Awarded in 1998 at a value of $140 million, the Disaster Recovery Services contract is administered by the Federal Computer Acquisition Center (FEDCAC), which this fall will look to put at least one other vendor on the contract, officials say.
Despite the post-Sept. 11 fixation on preparedness, FEDCAC officials report no spike in purchasing from its central Disaster Recovery Services contract. Instead, officials claim the vehicle has always gotten plenty of use and that so far, more than 60 agencies have used it to meet disaster recovery needs.
"This isn't new, by any means," said Tony Guerra, FEDCAC security team leader. "Requirements for having plans in place have been around for some time. If anything, it is now much clearer that an agency without a plan is an agency that is going to be in trouble."
Yet, executives at IBM and SunGard say they detect a difference in the requests for information coming out of agencies lately.
"What I am seeing is a change in the types of information being requested, which have expanded in scope," said Brent Woodworth, segment manager of IBM's crisis response team.
For example, in the past, an agency might have queried IBM on a single, limited service, Woodworth said. "Now, they are saying, 'Hey IBM, I want to tell you what my broad needs are and you tell me how your solutions may fit that broader base of needs.' "
Now available on the Disaster Recovery Services contract are a variety of solutions, including new mirroring services, mainframe or advanced server backup solutions and networking services to build in redundancy, Woodworth said.
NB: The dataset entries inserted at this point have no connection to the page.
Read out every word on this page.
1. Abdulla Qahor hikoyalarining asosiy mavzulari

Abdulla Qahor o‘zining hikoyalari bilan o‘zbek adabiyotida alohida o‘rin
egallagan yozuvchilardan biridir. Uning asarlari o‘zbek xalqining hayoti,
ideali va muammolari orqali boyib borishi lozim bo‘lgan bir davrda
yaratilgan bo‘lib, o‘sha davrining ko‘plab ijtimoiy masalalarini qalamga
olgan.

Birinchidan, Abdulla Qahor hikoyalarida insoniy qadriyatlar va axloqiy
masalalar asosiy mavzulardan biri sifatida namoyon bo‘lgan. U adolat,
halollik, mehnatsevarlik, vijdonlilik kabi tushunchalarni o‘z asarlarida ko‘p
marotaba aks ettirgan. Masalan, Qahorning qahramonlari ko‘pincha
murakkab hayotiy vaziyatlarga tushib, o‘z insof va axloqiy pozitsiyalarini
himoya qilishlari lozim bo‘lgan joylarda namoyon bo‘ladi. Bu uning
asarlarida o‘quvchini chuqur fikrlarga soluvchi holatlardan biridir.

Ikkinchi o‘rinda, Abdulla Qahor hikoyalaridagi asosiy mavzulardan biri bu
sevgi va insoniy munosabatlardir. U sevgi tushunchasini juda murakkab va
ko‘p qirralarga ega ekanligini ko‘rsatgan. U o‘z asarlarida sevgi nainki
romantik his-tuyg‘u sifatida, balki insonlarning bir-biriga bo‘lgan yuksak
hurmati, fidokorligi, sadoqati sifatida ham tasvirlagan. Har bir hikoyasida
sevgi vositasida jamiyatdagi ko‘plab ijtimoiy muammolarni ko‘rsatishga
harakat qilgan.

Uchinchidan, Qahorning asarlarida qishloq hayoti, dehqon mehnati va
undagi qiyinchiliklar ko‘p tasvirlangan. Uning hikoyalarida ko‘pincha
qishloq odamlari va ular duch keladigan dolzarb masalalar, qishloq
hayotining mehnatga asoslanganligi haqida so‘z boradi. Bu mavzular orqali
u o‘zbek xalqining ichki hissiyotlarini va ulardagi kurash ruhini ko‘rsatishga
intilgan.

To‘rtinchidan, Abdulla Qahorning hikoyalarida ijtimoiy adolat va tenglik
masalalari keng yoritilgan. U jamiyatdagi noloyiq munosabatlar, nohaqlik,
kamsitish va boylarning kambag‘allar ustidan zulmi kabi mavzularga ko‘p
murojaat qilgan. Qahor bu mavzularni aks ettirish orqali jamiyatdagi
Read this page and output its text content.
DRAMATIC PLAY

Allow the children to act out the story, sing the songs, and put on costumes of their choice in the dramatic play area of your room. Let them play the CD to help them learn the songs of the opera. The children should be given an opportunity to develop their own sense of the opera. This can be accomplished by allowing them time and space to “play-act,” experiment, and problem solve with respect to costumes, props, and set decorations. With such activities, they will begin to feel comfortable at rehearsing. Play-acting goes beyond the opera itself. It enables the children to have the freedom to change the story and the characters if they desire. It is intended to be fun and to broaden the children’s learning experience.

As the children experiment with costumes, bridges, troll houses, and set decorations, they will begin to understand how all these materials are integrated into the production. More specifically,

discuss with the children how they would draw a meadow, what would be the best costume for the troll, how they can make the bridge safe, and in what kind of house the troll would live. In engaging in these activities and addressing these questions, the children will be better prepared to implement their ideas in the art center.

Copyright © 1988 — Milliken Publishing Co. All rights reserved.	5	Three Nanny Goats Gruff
These broader agency inquiries may point to the importance of vendor relationships during disasters. "Government has a tendency to have a hands-off relationship with vendors to prevent favoritism," said Bill Keller, vice president of consulting at Gartner Inc. "But when disaster strikes, agencies better have a good relationship with those vendors, because they are going to need them like never before,"
Comdisco Inc. also held a place on the contract until SunGard purchased the company's business continuity assets last November. The $850 million transaction took place after a district court denied a Justice Department antitrust suit lodged against the acquisition.
Another centralized vehicle is the Federal Technology Service's Safeguard Program, which is aimed at critical information protection but includes offerings in the area of emergency preparedness. CACI International Inc. is one of 30 contractors available on Safeguard.